The same data frame as input, but with new QAQC columns or a single, concatenated QAQC column. The QAQC output Can include: "C", meaning the calibrated SpC value was negative from 'spc_neg_correction'; "D", meaning the point was identified as a deviation or deviation based on a moving window from 'inspect_deviation'; or "O", meaning the calibrated SpC was outside the standard range based on the function apply_calibration.

Examples

qaqc_df <-
  qaqc_stic_data(classified_df,
    spc_neg_correction = TRUE,
    inspect_deviation = TRUE,
    deviation_size = 4, window_size = 96
  )
head(qaqc_df)

test_threshold.R

Description

This function is intended to allow the user to visually assess the effects of classification threshold uncertainty on STIC classification. It takes the the model object used to calibrate SpC, as well as a classified STIC data frame with column names matching those produced by classify_wetdry.

Usage

test_threshold(stic_data, calibration)

Arguments

stic_data

classified STIC data frame with the variable names of that produced by classify_wetdry

calibration

the model object used to calibrate SpC, generated by the get_calibration function and used in apply_calibration

Value

A time series plot of classified wet/dry observations through time using three different absolute classification thresholds: the y-intercept of the fitted model developed in get_calibration, the y-intercept plus one standard error, and the y-intercept minus one standard error

Examples

lm_calibration <- get_calibration(calibration_standard_data)
threshold_testing_plot <- test_threshold(stic_data = classified_df, calibration = lm_calibration)

tidy_hobo_data

Description

This function loads raw HOBO STIC CSV files and cleans up columns and headers

Usage

tidy_hobo_data(infile, outfile = FALSE, convert_utc = TRUE)

Arguments

infile

filename (including path or URL if needed) for a raw CSV file exported from HOBOware.

outfile

filename (including path if needed) to save the tidied data frame.
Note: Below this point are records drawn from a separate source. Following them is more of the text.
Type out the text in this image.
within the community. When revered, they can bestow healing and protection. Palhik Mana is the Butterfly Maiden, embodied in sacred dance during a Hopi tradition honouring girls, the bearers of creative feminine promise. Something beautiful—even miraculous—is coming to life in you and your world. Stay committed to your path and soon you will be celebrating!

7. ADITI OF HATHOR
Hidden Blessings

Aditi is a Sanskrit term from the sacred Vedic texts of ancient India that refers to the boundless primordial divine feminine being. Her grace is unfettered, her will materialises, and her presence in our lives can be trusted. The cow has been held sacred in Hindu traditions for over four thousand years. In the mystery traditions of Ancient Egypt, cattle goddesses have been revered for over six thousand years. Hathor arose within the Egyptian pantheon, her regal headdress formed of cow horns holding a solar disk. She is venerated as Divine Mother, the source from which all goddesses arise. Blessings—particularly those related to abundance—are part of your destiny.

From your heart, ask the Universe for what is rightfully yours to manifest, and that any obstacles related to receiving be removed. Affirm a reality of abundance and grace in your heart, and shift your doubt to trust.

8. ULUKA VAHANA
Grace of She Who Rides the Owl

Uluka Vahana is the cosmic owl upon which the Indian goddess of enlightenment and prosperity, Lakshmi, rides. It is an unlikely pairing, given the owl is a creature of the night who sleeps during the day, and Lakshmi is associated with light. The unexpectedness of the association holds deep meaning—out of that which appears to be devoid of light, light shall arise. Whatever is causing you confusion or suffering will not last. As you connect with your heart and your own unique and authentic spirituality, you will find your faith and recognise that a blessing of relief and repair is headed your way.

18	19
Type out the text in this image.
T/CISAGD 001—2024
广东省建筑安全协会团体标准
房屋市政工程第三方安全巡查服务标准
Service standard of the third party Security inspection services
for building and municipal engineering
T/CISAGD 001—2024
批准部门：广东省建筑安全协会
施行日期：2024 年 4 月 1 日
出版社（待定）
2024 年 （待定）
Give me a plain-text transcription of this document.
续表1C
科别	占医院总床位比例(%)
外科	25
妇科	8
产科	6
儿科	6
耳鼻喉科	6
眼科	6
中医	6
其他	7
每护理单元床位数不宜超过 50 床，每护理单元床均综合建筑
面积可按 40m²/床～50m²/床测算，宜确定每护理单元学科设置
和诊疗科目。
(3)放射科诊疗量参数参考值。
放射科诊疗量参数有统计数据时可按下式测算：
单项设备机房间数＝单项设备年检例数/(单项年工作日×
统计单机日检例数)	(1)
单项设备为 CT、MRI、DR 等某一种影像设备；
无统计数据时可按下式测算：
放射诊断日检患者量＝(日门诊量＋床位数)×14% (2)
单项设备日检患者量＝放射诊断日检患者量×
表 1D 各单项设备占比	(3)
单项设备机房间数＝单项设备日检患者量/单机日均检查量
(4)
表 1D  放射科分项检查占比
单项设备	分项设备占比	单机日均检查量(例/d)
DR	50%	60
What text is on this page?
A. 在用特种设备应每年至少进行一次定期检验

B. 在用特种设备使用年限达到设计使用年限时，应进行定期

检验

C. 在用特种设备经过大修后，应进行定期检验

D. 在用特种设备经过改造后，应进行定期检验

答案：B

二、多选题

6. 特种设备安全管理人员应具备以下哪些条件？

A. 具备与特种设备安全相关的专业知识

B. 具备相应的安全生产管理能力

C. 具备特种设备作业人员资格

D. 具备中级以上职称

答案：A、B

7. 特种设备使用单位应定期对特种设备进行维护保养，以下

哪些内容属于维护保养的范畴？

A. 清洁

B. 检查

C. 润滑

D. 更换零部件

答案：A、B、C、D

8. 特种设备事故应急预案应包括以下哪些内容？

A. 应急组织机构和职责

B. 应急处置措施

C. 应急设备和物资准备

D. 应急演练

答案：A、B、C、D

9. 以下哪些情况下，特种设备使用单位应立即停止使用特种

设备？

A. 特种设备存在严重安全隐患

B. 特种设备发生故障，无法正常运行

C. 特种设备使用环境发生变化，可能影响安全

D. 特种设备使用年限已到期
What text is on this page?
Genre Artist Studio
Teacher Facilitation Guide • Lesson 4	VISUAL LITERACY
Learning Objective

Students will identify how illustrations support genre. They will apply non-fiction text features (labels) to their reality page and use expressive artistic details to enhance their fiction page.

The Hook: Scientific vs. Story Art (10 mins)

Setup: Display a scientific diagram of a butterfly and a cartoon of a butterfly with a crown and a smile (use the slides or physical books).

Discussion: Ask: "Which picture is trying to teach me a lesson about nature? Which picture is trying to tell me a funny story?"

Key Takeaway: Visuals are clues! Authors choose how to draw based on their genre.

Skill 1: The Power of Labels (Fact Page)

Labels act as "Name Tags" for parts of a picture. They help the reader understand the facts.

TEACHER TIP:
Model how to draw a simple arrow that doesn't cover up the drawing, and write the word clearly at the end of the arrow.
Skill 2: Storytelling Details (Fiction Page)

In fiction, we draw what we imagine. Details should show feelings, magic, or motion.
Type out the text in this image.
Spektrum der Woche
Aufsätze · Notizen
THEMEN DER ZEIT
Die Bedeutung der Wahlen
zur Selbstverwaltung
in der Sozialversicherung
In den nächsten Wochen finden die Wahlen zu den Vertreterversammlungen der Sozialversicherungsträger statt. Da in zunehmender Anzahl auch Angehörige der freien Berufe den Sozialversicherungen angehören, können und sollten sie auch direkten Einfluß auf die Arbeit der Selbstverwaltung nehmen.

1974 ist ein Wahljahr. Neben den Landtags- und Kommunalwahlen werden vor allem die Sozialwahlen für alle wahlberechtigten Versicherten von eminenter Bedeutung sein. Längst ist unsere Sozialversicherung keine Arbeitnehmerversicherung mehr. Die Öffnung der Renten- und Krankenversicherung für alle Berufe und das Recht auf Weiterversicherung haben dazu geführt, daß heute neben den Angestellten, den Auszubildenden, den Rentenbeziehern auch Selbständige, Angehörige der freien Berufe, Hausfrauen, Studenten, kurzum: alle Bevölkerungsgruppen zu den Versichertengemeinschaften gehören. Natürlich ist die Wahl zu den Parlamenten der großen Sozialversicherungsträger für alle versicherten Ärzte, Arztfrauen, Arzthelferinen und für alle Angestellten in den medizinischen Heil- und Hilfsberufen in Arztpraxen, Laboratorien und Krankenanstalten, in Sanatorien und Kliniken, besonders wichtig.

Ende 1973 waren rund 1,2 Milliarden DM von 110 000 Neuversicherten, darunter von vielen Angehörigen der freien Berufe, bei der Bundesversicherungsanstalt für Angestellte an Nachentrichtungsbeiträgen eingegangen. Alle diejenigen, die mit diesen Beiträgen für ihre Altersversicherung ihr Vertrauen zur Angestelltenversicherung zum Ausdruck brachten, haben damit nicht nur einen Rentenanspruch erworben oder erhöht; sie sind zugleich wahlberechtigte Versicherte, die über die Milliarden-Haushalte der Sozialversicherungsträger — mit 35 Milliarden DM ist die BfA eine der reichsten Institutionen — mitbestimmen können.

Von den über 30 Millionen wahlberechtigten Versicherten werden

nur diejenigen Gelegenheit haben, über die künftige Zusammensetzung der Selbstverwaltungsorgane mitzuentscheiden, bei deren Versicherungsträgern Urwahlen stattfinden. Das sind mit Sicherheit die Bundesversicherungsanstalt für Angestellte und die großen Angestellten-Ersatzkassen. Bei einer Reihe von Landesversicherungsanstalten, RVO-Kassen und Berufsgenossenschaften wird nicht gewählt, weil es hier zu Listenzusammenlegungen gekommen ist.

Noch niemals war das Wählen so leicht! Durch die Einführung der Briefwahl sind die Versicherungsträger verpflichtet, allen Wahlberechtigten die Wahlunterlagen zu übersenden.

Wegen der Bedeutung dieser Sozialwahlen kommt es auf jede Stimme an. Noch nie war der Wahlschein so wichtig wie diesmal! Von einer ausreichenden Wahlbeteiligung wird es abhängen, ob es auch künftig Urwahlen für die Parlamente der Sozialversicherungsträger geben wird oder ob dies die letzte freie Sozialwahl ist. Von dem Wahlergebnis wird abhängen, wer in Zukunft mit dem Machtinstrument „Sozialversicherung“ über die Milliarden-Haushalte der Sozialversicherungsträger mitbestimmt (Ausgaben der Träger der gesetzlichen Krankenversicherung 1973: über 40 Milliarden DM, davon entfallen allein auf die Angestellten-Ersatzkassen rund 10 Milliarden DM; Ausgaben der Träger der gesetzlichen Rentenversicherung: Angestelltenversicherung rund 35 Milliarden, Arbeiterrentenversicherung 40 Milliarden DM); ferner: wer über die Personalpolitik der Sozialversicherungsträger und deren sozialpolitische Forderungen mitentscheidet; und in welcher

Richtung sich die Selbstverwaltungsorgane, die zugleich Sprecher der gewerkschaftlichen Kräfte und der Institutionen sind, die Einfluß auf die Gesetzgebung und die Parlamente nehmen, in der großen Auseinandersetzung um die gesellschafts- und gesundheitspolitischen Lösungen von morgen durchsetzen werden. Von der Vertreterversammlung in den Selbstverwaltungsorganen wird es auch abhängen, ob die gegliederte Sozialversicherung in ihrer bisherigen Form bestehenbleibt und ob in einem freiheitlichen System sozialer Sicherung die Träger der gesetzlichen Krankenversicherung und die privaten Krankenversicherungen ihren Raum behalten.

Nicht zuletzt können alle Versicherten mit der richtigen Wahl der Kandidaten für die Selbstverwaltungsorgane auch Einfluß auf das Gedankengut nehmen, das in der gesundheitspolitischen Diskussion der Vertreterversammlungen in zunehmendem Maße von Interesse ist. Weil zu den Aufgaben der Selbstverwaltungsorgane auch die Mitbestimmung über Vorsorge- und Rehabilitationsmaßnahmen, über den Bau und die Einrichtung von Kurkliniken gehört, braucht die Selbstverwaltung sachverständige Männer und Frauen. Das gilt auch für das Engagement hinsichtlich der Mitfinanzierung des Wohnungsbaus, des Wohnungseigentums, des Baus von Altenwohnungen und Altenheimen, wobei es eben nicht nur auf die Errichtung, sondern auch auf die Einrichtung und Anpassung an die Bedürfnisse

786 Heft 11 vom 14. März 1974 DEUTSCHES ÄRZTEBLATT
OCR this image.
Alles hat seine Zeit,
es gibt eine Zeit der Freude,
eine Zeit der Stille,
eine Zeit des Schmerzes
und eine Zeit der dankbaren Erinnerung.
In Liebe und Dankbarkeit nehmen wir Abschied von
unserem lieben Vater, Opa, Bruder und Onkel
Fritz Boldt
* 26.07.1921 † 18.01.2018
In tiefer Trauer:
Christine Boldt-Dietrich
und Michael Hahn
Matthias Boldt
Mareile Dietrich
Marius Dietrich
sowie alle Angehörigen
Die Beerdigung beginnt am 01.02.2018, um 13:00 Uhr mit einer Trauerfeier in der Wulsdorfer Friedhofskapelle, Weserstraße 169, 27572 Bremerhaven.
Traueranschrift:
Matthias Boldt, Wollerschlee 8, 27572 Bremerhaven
Defaults to FALSE, in which case tidied data will not be saved.

convert_utc

a logical argument indicating whether the user would like to convert from the time zone associated with their CSV to UTC

Value

a tidied data frame with the following column names: datetime, condUncal, tempC.

Examples

clean_data <-
  tidy_hobo_data(
    infile = "https://samzipper.com/data/raw_hobo_data.csv",
    outfile = FALSE, convert_utc = TRUE
  )
head(clean_data)

Example tidied STIC output data.

Description

Example tidied STIC data for input to calibration and classification process.

Usage

tidy_stic_data

Format

## 'tidy_stic_data' A data frame with 1000 rows and 3 columns:

datetime

Date and time of measurement.

condUncal

Raw uncalibrated conductivity recorded by STIC logger.

tempC

Temperature recorded by STIC logger.

Source

AIMS project data.


trim_hobo_data

Description

This function trims a tidied hobo data frame by datetime to eliminate periods where the logger wad recording but not placed in the stream network

Usage

trim_hobo_data(
  stic_data,
  time_start = "2021-07-16 18:00:00",
  time_end = "2021-07-27 01:00:00"
)

Arguments

stic_data

A data frame with columns named condUncal and datetime, for example as produced by the function tidy_hobo_data.

time_start

User enters the time at which the logger was placed in the stream network

time_end

User enters the time at which the logger was removed from the stream network

Value

a tidied data frame with the same columns as the input, but trimmed to the user-defined time

Examples

trimmed_data <-
  trim_hobo_data(tidy_stic_data,
    time_start = "2021-07-16 18:00:00",
    time_end = "2021-07-27 01:00:00"
  )
head(trimmed_data)

validate_stic_data.R

Description

This function takes a data frame with field observations of wet/dry status and SpC and generates both a confusion matrix for the wet/dry observations and a scatterplot comparing estimated SpC from the STICs to field-measured values.

Usage

validate_stic_data(
  stic_data,
  field_observations,
  max_time_diff,
  join_cols,
  get_SpC
)

Arguments

stic_data

classified STIC data frame with the variable names of that produced by classify_wetdry. At a minimum, there must be datetime, condUncal, and wetdry columns, and an SpC column if get_SpC = T.

field_observations

The input data frame of field observations must include a datetime column (in POSIXct format), as well as a column labeled wetdry consisting of the character strings “wet” or “dry” (as in the processed STIC data itself). Additionally, if field data on SpC was collected (e.g., with a sonde), this should be included as a third column called SpC, and units should be in µS/cm.

max_time_diff

Maximum allowed time difference (in minutes) between field observation and STIC reading to be counted as a match.

join_cols

A named vector of columns that need to be matched between stic_data and field_observations in addition to datetime. This could include, for instance, a column specifying the site at which the observation was collected. Should be in the format of c("col_name_in_stic_data" = "col_name_in_field_observations") and can have as many columns as desired. If there are no additional columns to be matched, set to NULL.

get_SpC

Logical flag whether to get STIC data for SpC (T) or not (T). You must have an SpC column in both stic_data and field_observations if this is used.

Value

The field_observations data frame with new columns indicating the closest-in-time STIC wetdry classification (wetdry_STIC), SpC measurement (SpC_STIC; only if get_SpC = T), and time difference between the field observation and STIC reading (timediff_min).

Examples

stic_validation <-
  validate_stic_data(
    stic_data = classified_df,
    field_observations = field_obs,
    max_time_diff = 30,
    join_cols = NULL,
    get_SpC = TRUE
  )